(00:01:13) "I like to speak to Founder who clearly understands what he's going to do, why he's going to do, how he's going to do, and what is his target." - Igor Ryabenkiy (00:02:58) "But even if you put all the things together and everything looks perfect, possibilities that it will be not successful. We always have business risk." - Igor Ryabenkiy (00:07:36) "I was even more convicted because he contacted me afterwards and asked if I can speak to him time to time and he will tell me what's going on and if I can advise him on some matters." - Igor Ryabenkiy
Igor Ryabenkiy, a successful investor who has backed eight unicorns, recently shared his approach to venture capital investment in startups on the Top VC podcast. In this episode, Igor emphasizes the importance of founders having a clear understanding of their goals, plans, and target market. He also highlights key factors such as scalability, market size, industry landscape, business model, and customer approach that impact his investment decisions.
One of the key traits Igor looks for in founders is their ability to clearly articulate their vision and strategy. He believes that when founders can effectively explain what they are going to do, why they are going to do it, how they are going to do it, and what their target is, there is a good chance they will be able to bring their startup to market successfully. This clear vision and focus on the start are crucial for building a strong leadership team and attracting customers.

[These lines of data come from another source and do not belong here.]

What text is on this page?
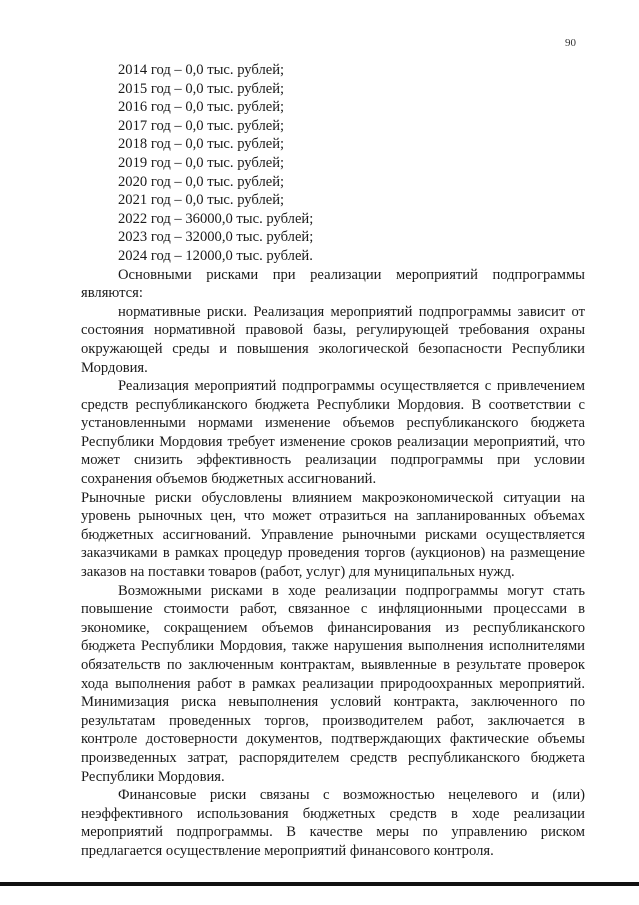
90
2014 год – 0,0 тыс. рублей;
2015 год – 0,0 тыс. рублей;
2016 год – 0,0 тыс. рублей;
2017 год – 0,0 тыс. рублей;
2018 год – 0,0 тыс. рублей;
2019 год – 0,0 тыс. рублей;
2020 год – 0,0 тыс. рублей;
2021 год – 0,0 тыс. рублей;
2022 год – 36000,0 тыс. рублей;
2023 год – 32000,0 тыс. рублей;
2024 год – 12000,0 тыс. рублей.

Основными рисками при реализации мероприятий подпрограммы являются:

нормативные риски. Реализация мероприятий подпрограммы зависит от состояния нормативной правовой базы, регулирующей требования охраны окружающей среды и повышения экологической безопасности Республики Мордовия.

Реализация мероприятий подпрограммы осуществляется с привлечением средств республиканского бюджета Республики Мордовия. В соответствии с установленными нормами изменение объемов республиканского бюджета Республики Мордовия требует изменение сроков реализации мероприятий, что может снизить эффективность реализации подпрограммы при условии сохранения объемов бюджетных ассигнований.

Рыночные риски обусловлены влиянием макроэкономической ситуации на уровень рыночных цен, что может отразиться на запланированных объемах бюджетных ассигнований. Управление рыночными рисками осуществляется заказчиками в рамках процедур проведения торгов (аукционов) на размещение заказов на поставки товаров (работ, услуг) для муниципальных нужд.

Возможными рисками в ходе реализации подпрограммы могут стать повышение стоимости работ, связанное с инфляционными процессами в экономике, сокращением объемов финансирования из республиканского бюджета Республики Мордовия, также нарушения выполнения исполнителями обязательств по заключенным контрактам, выявленные в результате проверок хода выполнения работ в рамках реализации природоохранных мероприятий. Минимизация риска невыполнения условий контракта, заключенного по результатам проведенных торгов, производителем работ, заключается в контроле достоверности документов, подтверждающих фактические объемы произведенных затрат, распорядителем средств республиканского бюджета Республики Мордовия.

Финансовые риски связаны с возможностью нецелевого и (или) неэффективного использования бюджетных средств в ходе реализации мероприятий подпрограммы. В качестве меры по управлению риском предлагается осуществление мероприятий финансового контроля.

However, having a clear vision is not the only factor that determines a startup's success. Igor acknowledges that even if all the necessary factors, such as a scalable idea, a large market, a solid business model, and early traction, are in place, there is still a business risk involved. External factors, competition, mismanagement, and other challenges can lead to a startup's failure. Igor shares an example of a company he invested in that wanted to do Instagram-style video, but was overshadowed by Instagram's release of the same feature on the same day. This highlights the importance of considering potential risks and challenges when making investment decisions.

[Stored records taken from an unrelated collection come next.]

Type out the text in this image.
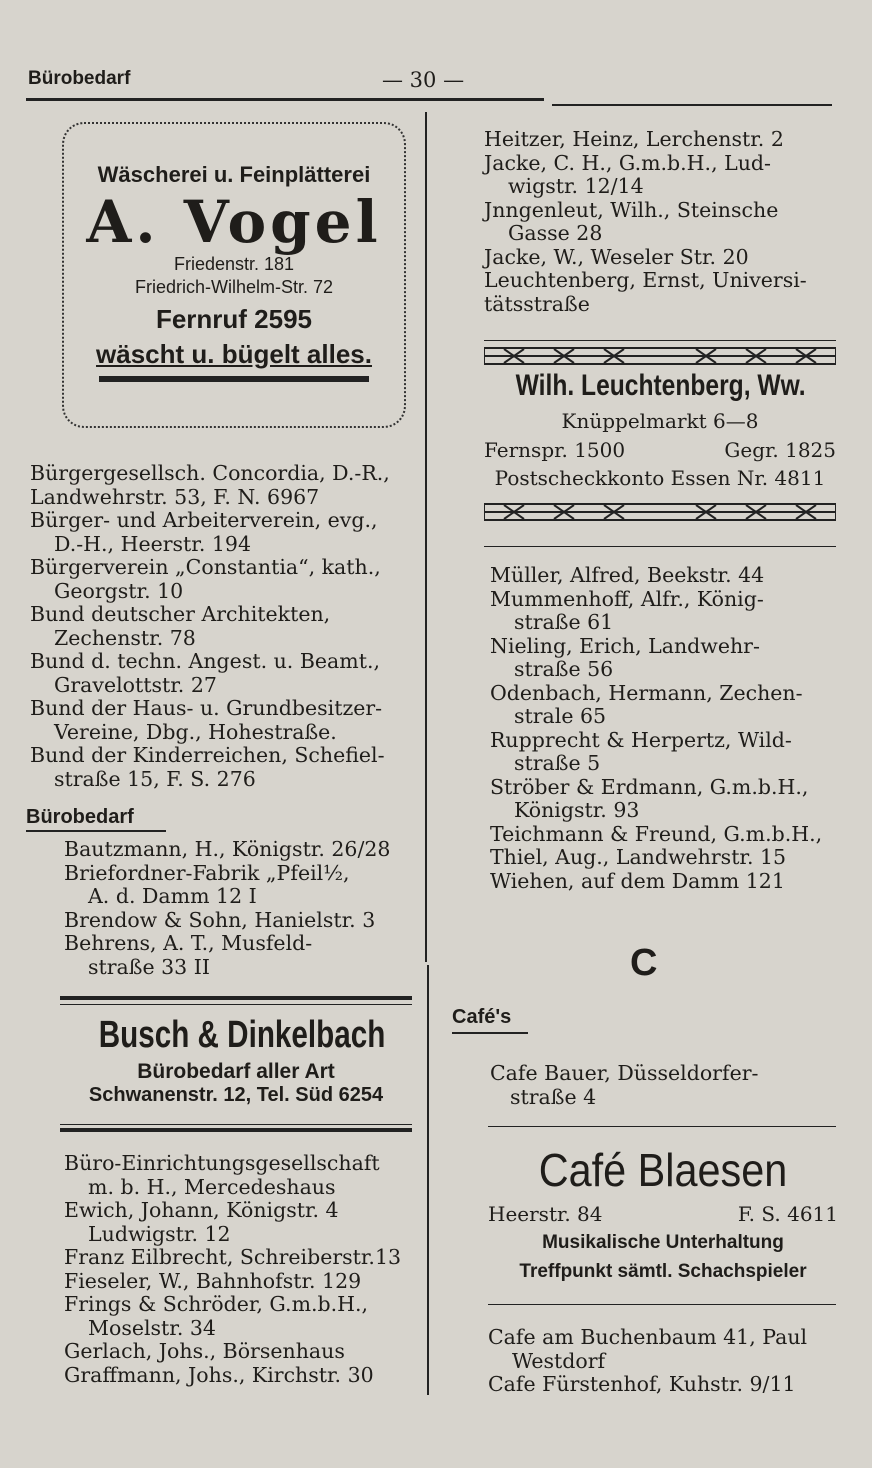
Bürobedarf	— 30 —
Wäscherei u. Feinplätterei
A. Vogel
Friedenstr. 181
Friedrich-Wilhelm-Str. 72
Fernruf 2595
wäscht u. bügelt alles.
Bürgergesellsch. Concordia, D.-R.,
Landwehrstr. 53, F. N. 6967
Bürger- und Arbeiterverein, evg.,
D.-H., Heerstr. 194
Bürgerverein „Constantia“, kath.,
Georgstr. 10
Bund deutscher Architekten,
Zechenstr. 78
Bund d. techn. Angest. u. Beamt.,
Gravelottstr. 27
Bund der Haus- u. Grundbesitzer-
Vereine, Dbg., Hohestraße.
Bund der Kinderreichen, Schefiel-
straße 15, F. S. 276
Bürobedarf
Bautzmann, H., Königstr. 26/28
Briefordner-Fabrik „Pfeil½,
A. d. Damm 12 I
Brendow & Sohn, Hanielstr. 3
Behrens, A. T., Musfeld-
straße 33 II
Busch & Dinkelbach
Bürobedarf aller Art
Schwanenstr. 12, Tel. Süd 6254
Büro-Einrichtungsgesellschaft
m. b. H., Mercedeshaus
Ewich, Johann, Königstr. 4
Ludwigstr. 12
Franz Eilbrecht, Schreiberstr.13
Fieseler, W., Bahnhofstr. 129
Frings & Schröder, G.m.b.H.,
Moselstr. 34
Gerlach, Johs., Börsenhaus
Graffmann, Johs., Kirchstr. 30
Heitzer, Heinz, Lerchenstr. 2
Jacke, C. H., G.m.b.H., Lud-
wigstr. 12/14
Jnngenleut, Wilh., Steinsche
Gasse 28
Jacke, W., Weseler Str. 20
Leuchtenberg, Ernst, Universi-
tätsstraße
Wilh. Leuchtenberg, Ww.
Knüppelmarkt 6—8
Fernspr. 1500	Gegr. 1825
Postscheckkonto Essen Nr. 4811
Müller, Alfred, Beekstr. 44
Mummenhoff, Alfr., König-
straße 61
Nieling, Erich, Landwehr-
straße 56
Odenbach, Hermann, Zechen-
strale 65
Rupprecht & Herpertz, Wild-
straße 5
Ströber & Erdmann, G.m.b.H.,
Königstr. 93
Teichmann & Freund, G.m.b.H.,
Thiel, Aug., Landwehrstr. 15
Wiehen, auf dem Damm 121
C
Café's
Cafe Bauer, Düsseldorfer-
straße 4
Café Blaesen
Heerstr. 84	F. S. 4611
Musikalische Unterhaltung
Treffpunkt sämtl. Schachspieler
Cafe am Buchenbaum 41, Paul
Westdorf
Cafe Fürstenhof, Kuhstr. 9/11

The speed at which Igor makes investment decisions varies depending on the founder's ability to communicate their vision and build trust. In some cases, he has made a decision within the first five minutes of meeting a founder, while in other cases, it has taken several months. Igor emphasizes the importance of personal connections and trust-building in the investment process. He shares an example of a founder who approached him after a startup contest and asked for advice, which eventually led to a strong relationship and investment opportunity.
In conclusion, Igor's approach to venture capital investment in startups is based on founders having a clear understanding of their goals, plans, and target market. While factors such as scalability, market size, industry landscape, business model, and customer approach are important, there is always a business risk involved. Founders who can effectively articulate their vision, navigate challenges, and build trust have a higher chance of securing investments. Igor's emphasis on personal connections and trust-building highlights the importance of building strong relationships in the startup ecosystem.